Given long planning and implementation cycles, we strongly recommend that carriers start immediately to enable low-latency edge computing by deploying metro based IXPs with other carriers.

For more information on this work, see the OEC Whitepaper, “How Close to the Edge? -- Edge Computing and Carrier Interexchange” or drop us a note at info@openedgecomputing.org. The inspiration for this work was the Tomasz Gerszberg LinkedIn blog from December 2019. A special thank you to InterDigital, Vodafone and VaporIO for their support of this workstream.

This research was supported by the Defense Advanced Research Projects Agency (DARPA) under Contract No. HR001117C0051 and by the National Science Foundation (NSF) under grant number CNS-1518865 and the NSF Graduate Research Fellowship under grant numbers DGE1252522 and DGE1745016. Additional support was provided by Intel, Vodafone, Deutsche Telekom, Crown Castle, InterDigital, Seagate, Microsoft, VMware and the Conklin Kistler family fund. Any opinions, findings, conclusions or recommendations expressed in this material are those of the authors and do not necessarily reflect the view(s) of their employers or the above funding sources.

References

1.     M. Satyanarayanan. “The Emergence of Edge Computing”. In: Computer 50.1 (2017), pp. 30–39.

2.     The Open Edge Computing Initiative. https://openedgecomputing.org/

3.     M. Satyanarayanan et al. “Cloudlets: at the leading edge of mobile-cloud convergence”. In: 6th International Conference on Mobile Computing, Applications and Services. 2014, pp. 1–9.

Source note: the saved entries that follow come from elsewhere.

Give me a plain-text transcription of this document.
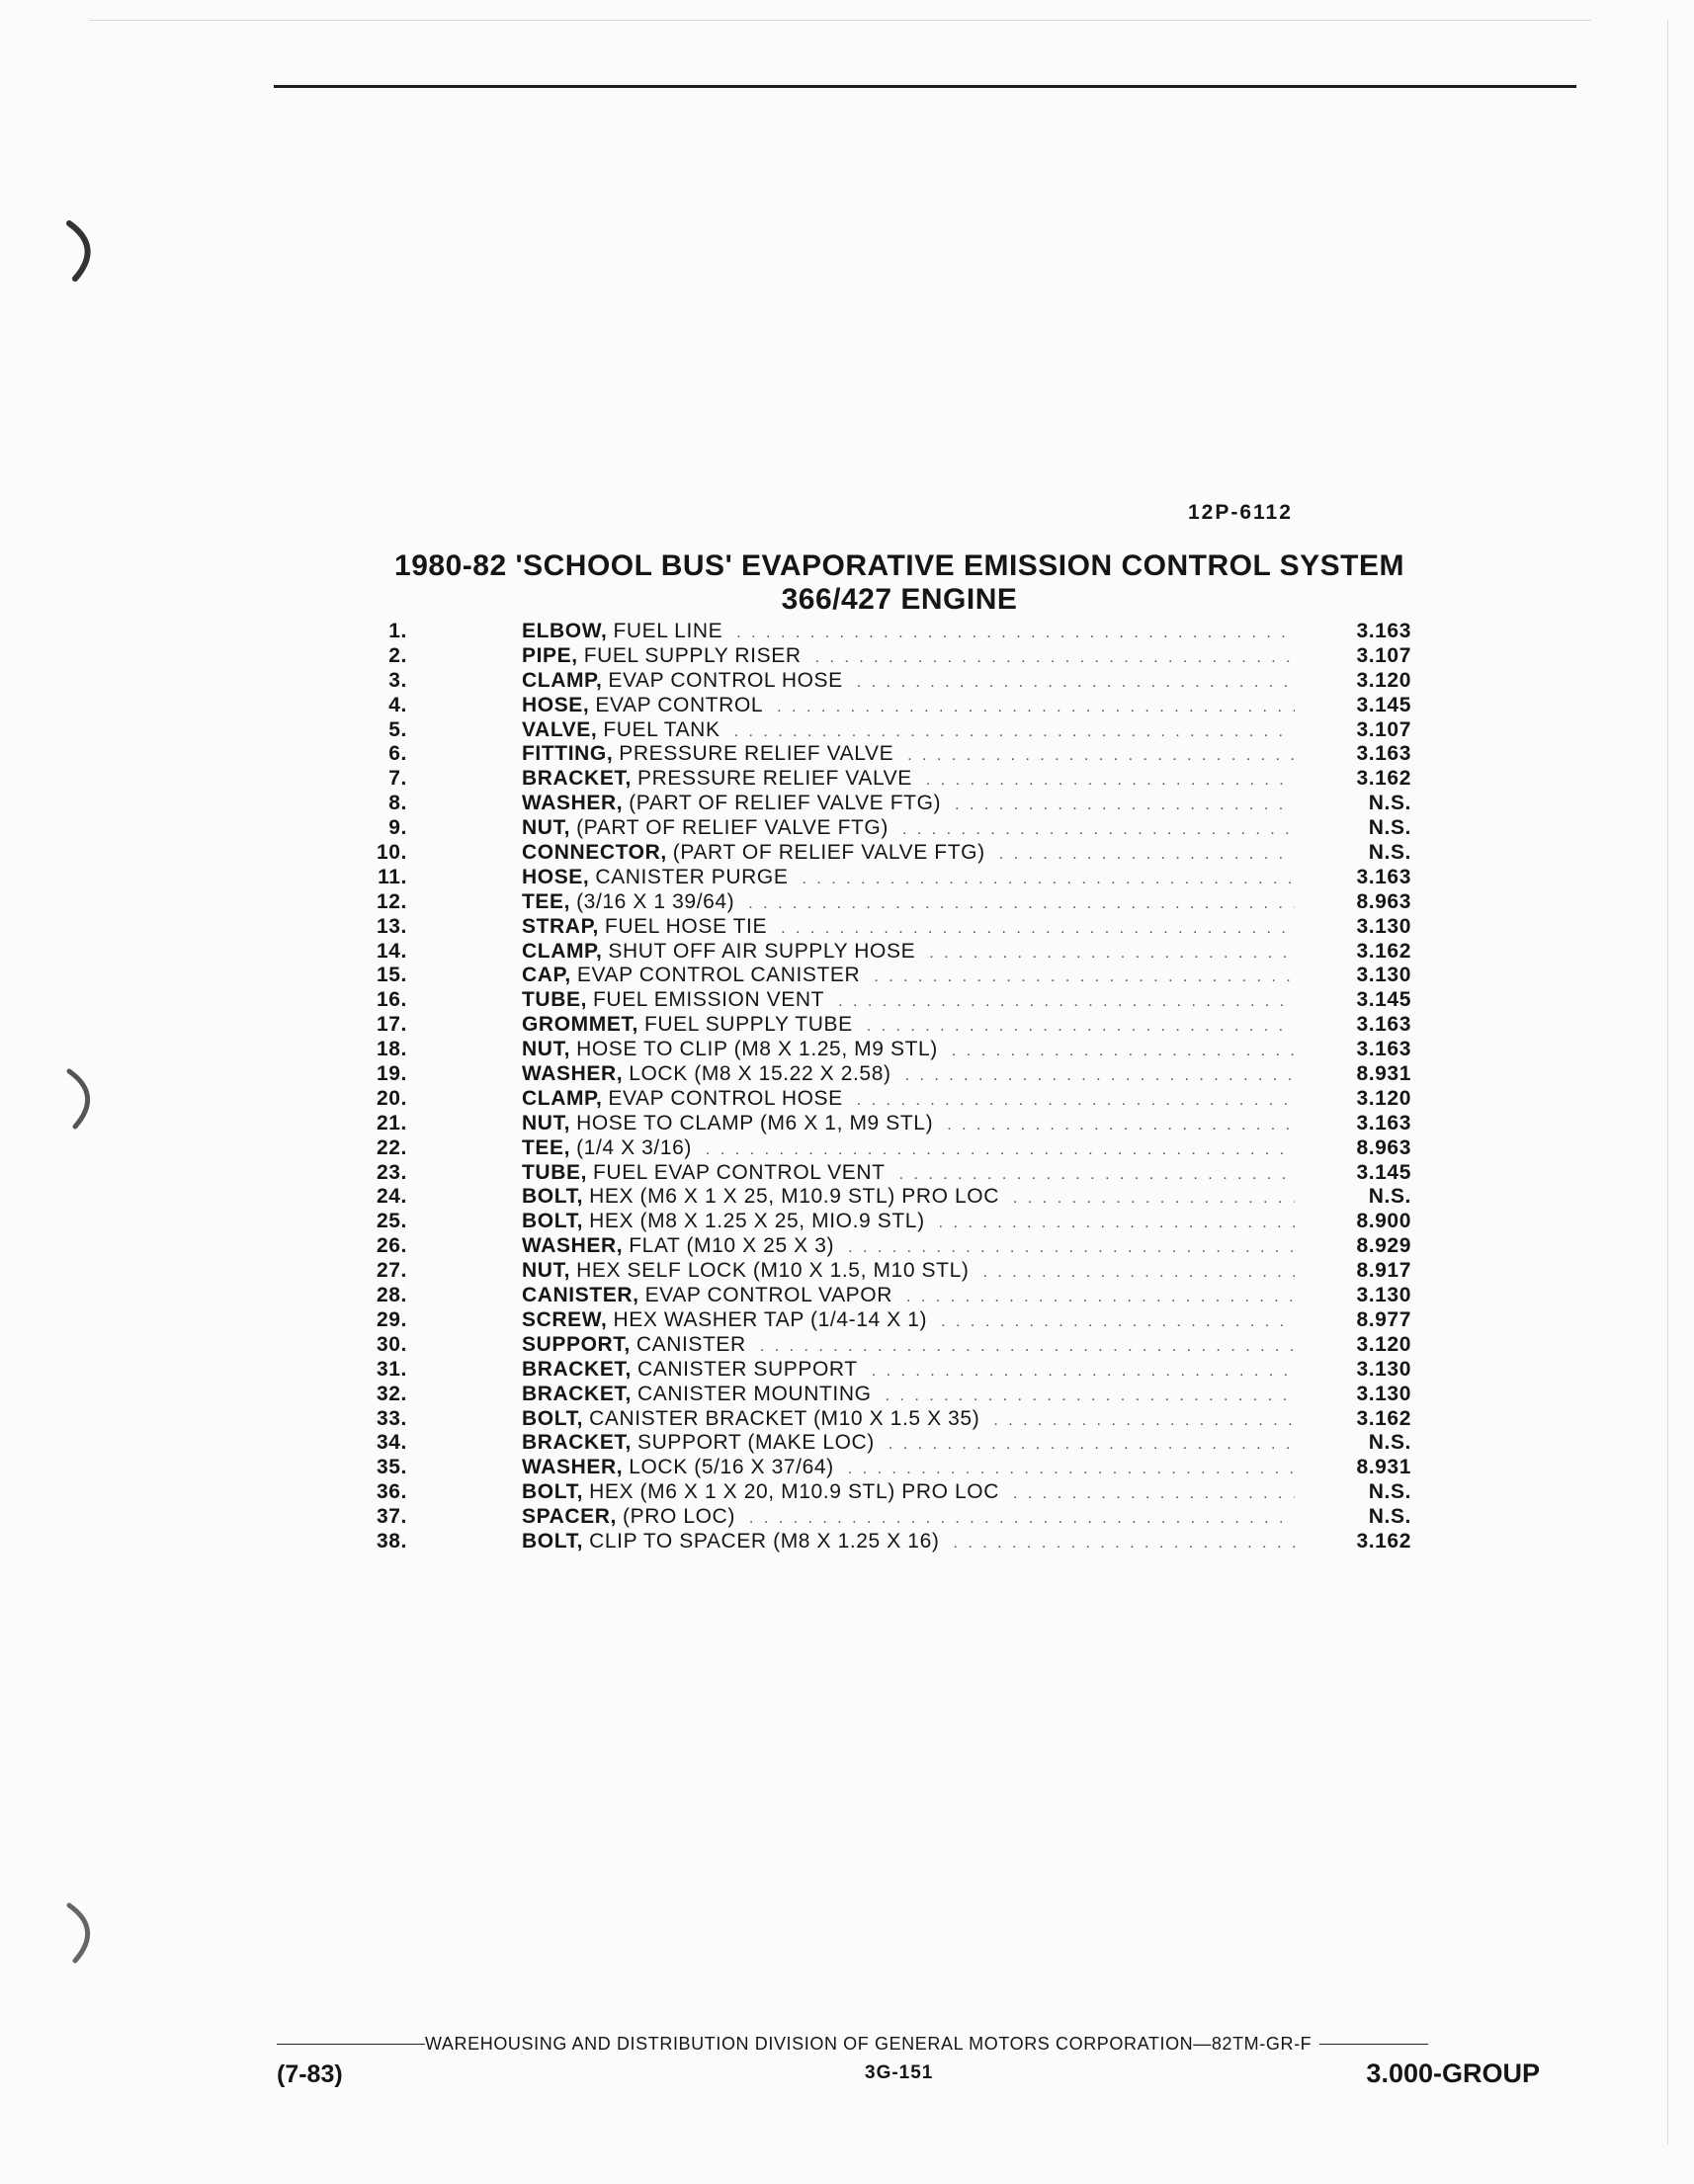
12P-6112
1980-82 'SCHOOL BUS' EVAPORATIVE EMISSION CONTROL SYSTEM
366/427 ENGINE
1.	ELBOW, FUEL LINE . . .	3.163
2.	PIPE, FUEL SUPPLY RISER . . .	3.107
3.	CLAMP, EVAP CONTROL HOSE . . .	3.120
4.	HOSE, EVAP CONTROL . . .	3.145
5.	VALVE, FUEL TANK . . .	3.107
6.	FITTING, PRESSURE RELIEF VALVE . . .	3.163
7.	BRACKET, PRESSURE RELIEF VALVE . . .	3.162
8.	WASHER, (PART OF RELIEF VALVE FTG) . . .	N.S.
9.	NUT, (PART OF RELIEF VALVE FTG) . . .	N.S.
10.	CONNECTOR, (PART OF RELIEF VALVE FTG) . . .	N.S.
11.	HOSE, CANISTER PURGE . . .	3.163
12.	TEE, (3/16 X 1 39/64) . . .	8.963
13.	STRAP, FUEL HOSE TIE . . .	3.130
14.	CLAMP, SHUT OFF AIR SUPPLY HOSE . . .	3.162
15.	CAP, EVAP CONTROL CANISTER . . .	3.130
16.	TUBE, FUEL EMISSION VENT . . .	3.145
17.	GROMMET, FUEL SUPPLY TUBE . . .	3.163
18.	NUT, HOSE TO CLIP (M8 X 1.25, M9 STL) . . .	3.163
19.	WASHER, LOCK (M8 X 15.22 X 2.58) . . .	8.931
20.	CLAMP, EVAP CONTROL HOSE . . .	3.120
21.	NUT, HOSE TO CLAMP (M6 X 1, M9 STL) . . .	3.163
22.	TEE, (1/4 X 3/16) . . .	8.963
23.	TUBE, FUEL EVAP CONTROL VENT . . .	3.145
24.	BOLT, HEX (M6 X 1 X 25, M10.9 STL) PRO LOC . . .	N.S.
25.	BOLT, HEX (M8 X 1.25 X 25, MIO.9 STL) . . .	8.900
26.	WASHER, FLAT (M10 X 25 X 3) . . .	8.929
27.	NUT, HEX SELF LOCK (M10 X 1.5, M10 STL) . . .	8.917
28.	CANISTER, EVAP CONTROL VAPOR . . .	3.130
29.	SCREW, HEX WASHER TAP (1/4-14 X 1) . . .	8.977
30.	SUPPORT, CANISTER . . .	3.120
31.	BRACKET, CANISTER SUPPORT . . .	3.130
32.	BRACKET, CANISTER MOUNTING . . .	3.130
33.	BOLT, CANISTER BRACKET (M10 X 1.5 X 35) . . .	3.162
34.	BRACKET, SUPPORT (MAKE LOC) . . .	N.S.
35.	WASHER, LOCK (5/16 X 37/64) . . .	8.931
36.	BOLT, HEX (M6 X 1 X 20, M10.9 STL) PRO LOC . . .	N.S.
37.	SPACER, (PRO LOC) . . .	N.S.
38.	BOLT, CLIP TO SPACER (M8 X 1.25 X 16) . . .	3.162
WAREHOUSING AND DISTRIBUTION DIVISION OF GENERAL MOTORS CORPORATION—82TM-GR-F
(7-83)	3G-151	3.000-GROUP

4.     Tomasz Gerszberg. Shared Edge Experience. https://www.linkedin.com/pulse/shared-edge-experience-tomasz-gerszberg

5.     M. Satyanarayanan et al. “The Seminal Role of Edge-Native Applications”. In: 2019 IEEE International Conference on Edge Computing (EDGE). 2019, pp. 33–40.

6. Carnegie Mellon University. The Living Edge Lab. https://openedgecomputing. org/living-edge-lab/ and https://www.cmu.edu/scs/edgecomputing/index.html

7.     Michel Roy, Kevin Di Lallo, and Robert Gazda. AdvantEDGE: A Mobile Edge Emulation Platform (MEEP). https://github.com/InterDigitalInc/AdvantEDGE.

8.     S. George et al. “OpenRTiST: End-to-End Benchmarking for Edge Computing”. In: IEEE Pervasive Computing (2020), pp. 1–9. DOI: 10.1109/MPRV.2020.3028781.